Il a parfaitement raison. Mais au-delà de la violence des images, ou tout du moins, de leur côté cru et érotique, il y a – elle le revendique elle-même – une quête d’histoires d’amour. Parfois terrible comme dans la relation entre Picasso et Dora Maar, voyez l’œuvre ambiguë Frappée. Si Luc Tuymans parle de la noirceur humaine, Marlene, elle, raconte la beauté humaine. À mes yeux, c’est une peintre optimiste.
Avec Marlene Dumas, vous présentez la première monographie d’une femme artiste !
Il est vrai que l’époque est propice à la (re)découverte de femmes artistes. Longtemps, elles ont été conditionnées à la modestie. Travaillant dans des petits ateliers, celles-ci ne pouvaient imaginer se projeter dans des lieux d’exposition vastes. Mais je tiens à dire que c’est parce que Marlene Dumas est une artiste majeure que nous lui avons ouvert les portes du Palazzo Grassi. Pas parce que c’est une femme. Il faut avoir un vécu, un parcours, pour investir un tel espace. Marlene a d’ailleurs été déstabilisée par le côté vertigineux de la proposition. Vous avez commencé ici avec l’exposition Éloge du doute.

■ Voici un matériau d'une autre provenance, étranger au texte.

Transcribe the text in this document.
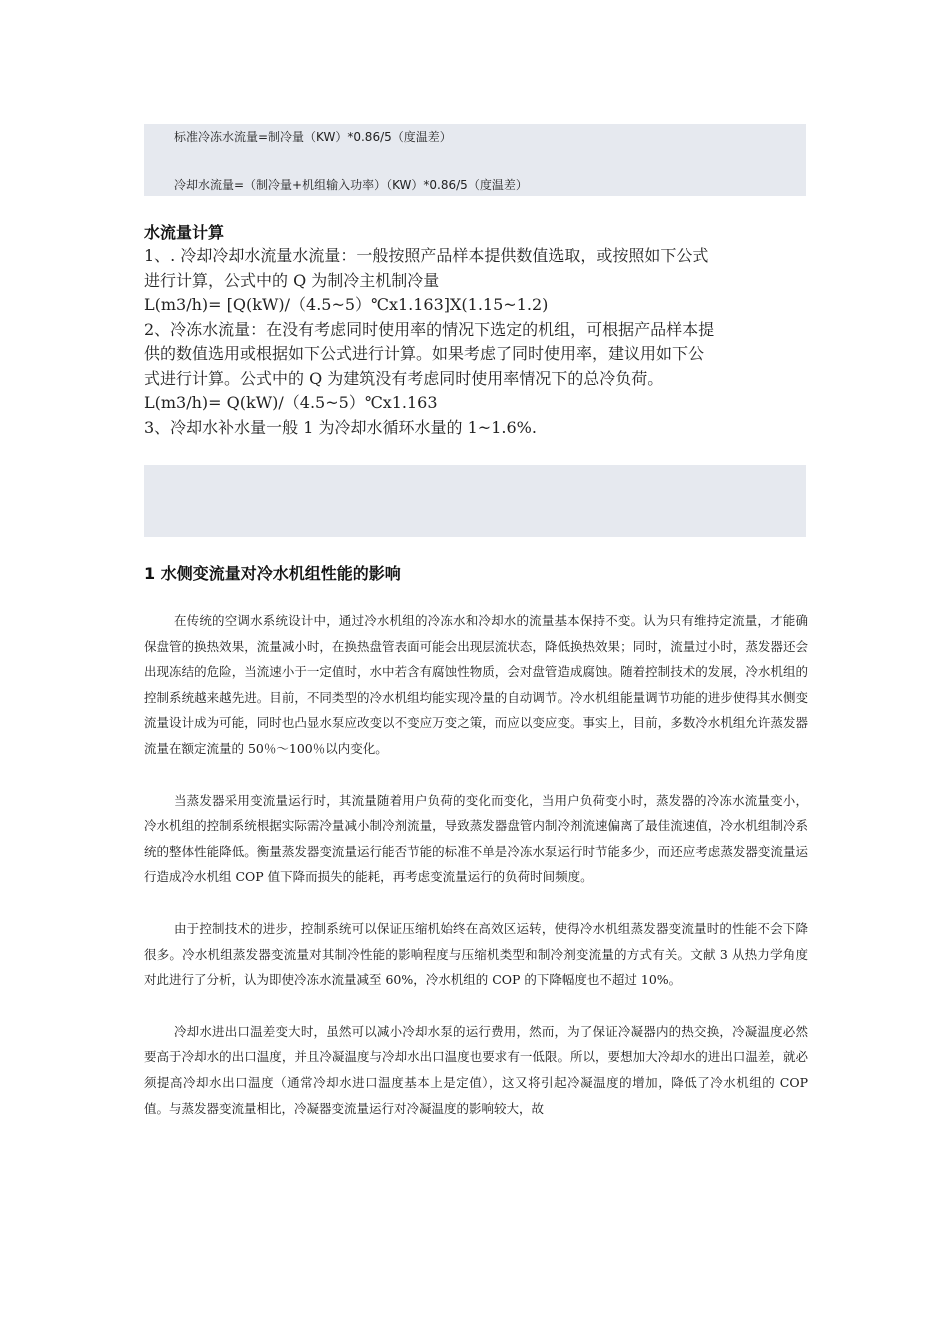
标准冷冻水流量=制冷量（KW）*0.86/5（度温差）
冷却水流量=（制冷量+机组输入功率）（KW）*0.86/5（度温差）

水流量计算

1、. 冷却冷却水流量水流量：一般按照产品样本提供数值选取，或按照如下公式

进行计算，公式中的 Q 为制冷主机制冷量

L(m3/h)= [Q(kW)/（4.5~5）℃x1.163]X(1.15~1.2)

2、冷冻水流量：在没有考虑同时使用率的情况下选定的机组，可根据产品样本提

供的数值选用或根据如下公式进行计算。如果考虑了同时使用率，建议用如下公

式进行计算。公式中的 Q 为建筑没有考虑同时使用率情况下的总冷负荷。

L(m3/h)= Q(kW)/（4.5~5）℃x1.163

3、冷却水补水量一般 1 为冷却水循环水量的 1~1.6%.

1 水侧变流量对冷水机组性能的影响

在传统的空调水系统设计中，通过冷水机组的冷冻水和冷却水的流量基本保持不变。认为只有维持定流量，才能确保盘管的换热效果，流量减小时，在换热盘管表面可能会出现层流状态，降低换热效果；同时，流量过小时，蒸发器还会出现冻结的危险，当流速小于一定值时，水中若含有腐蚀性物质，会对盘管造成腐蚀。随着控制技术的发展，冷水机组的控制系统越来越先进。目前，不同类型的冷水机组均能实现冷量的自动调节。冷水机组能量调节功能的进步使得其水侧变流量设计成为可能，同时也凸显水泵应改变以不变应万变之策，而应以变应变。事实上，目前，多数冷水机组允许蒸发器流量在额定流量的 50％～100％以内变化。

当蒸发器采用变流量运行时，其流量随着用户负荷的变化而变化，当用户负荷变小时，蒸发器的冷冻水流量变小，冷水机组的控制系统根据实际需冷量减小制冷剂流量，导致蒸发器盘管内制冷剂流速偏离了最佳流速值，冷水机组制冷系统的整体性能降低。衡量蒸发器变流量运行能否节能的标准不单是冷冻水泵运行时节能多少，而还应考虑蒸发器变流量运行造成冷水机组 COP 值下降而损失的能耗，再考虑变流量运行的负荷时间频度。

由于控制技术的进步，控制系统可以保证压缩机始终在高效区运转，使得冷水机组蒸发器变流量时的性能不会下降很多。冷水机组蒸发器变流量对其制冷性能的影响程度与压缩机类型和制冷剂变流量的方式有关。文献 3 从热力学角度对此进行了分析，认为即使冷冻水流量减至 60%，冷水机组的 COP 的下降幅度也不超过 10%。

冷却水进出口温差变大时，虽然可以减小冷却水泵的运行费用，然而，为了保证冷凝器内的热交换，冷凝温度必然要高于冷却水的出口温度，并且冷凝温度与冷却水出口温度也要求有一低限。所以，要想加大冷却水的进出口温差，就必须提高冷却水出口温度（通常冷却水进口温度基本上是定值），这又将引起冷凝温度的增加，降低了冷水机组的 COP 值。与蒸发器变流量相比，冷凝器变流量运行对冷凝温度的影响较大，故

Êtes-vous toujours saisie par ce sentiment à l’heure de cette 30e exposition de la Collection Pinault à Venise ?
Je n’ai pas un regard d’historienne de l’art. Chaque exposition est toujours une aventure humaine. Un voyage. Je ne saurais proposer un artiste que je n’aime pas. J’ai besoin qu’il se passe quelque chose entre son œuvre et moi. Je doute ? Évidemment. C’est peut-être mon côté féminin…
Open-end, de Marlene Dumas, au Palazzo Grassi, à Venise, jusqu’au 8 janvier 2023.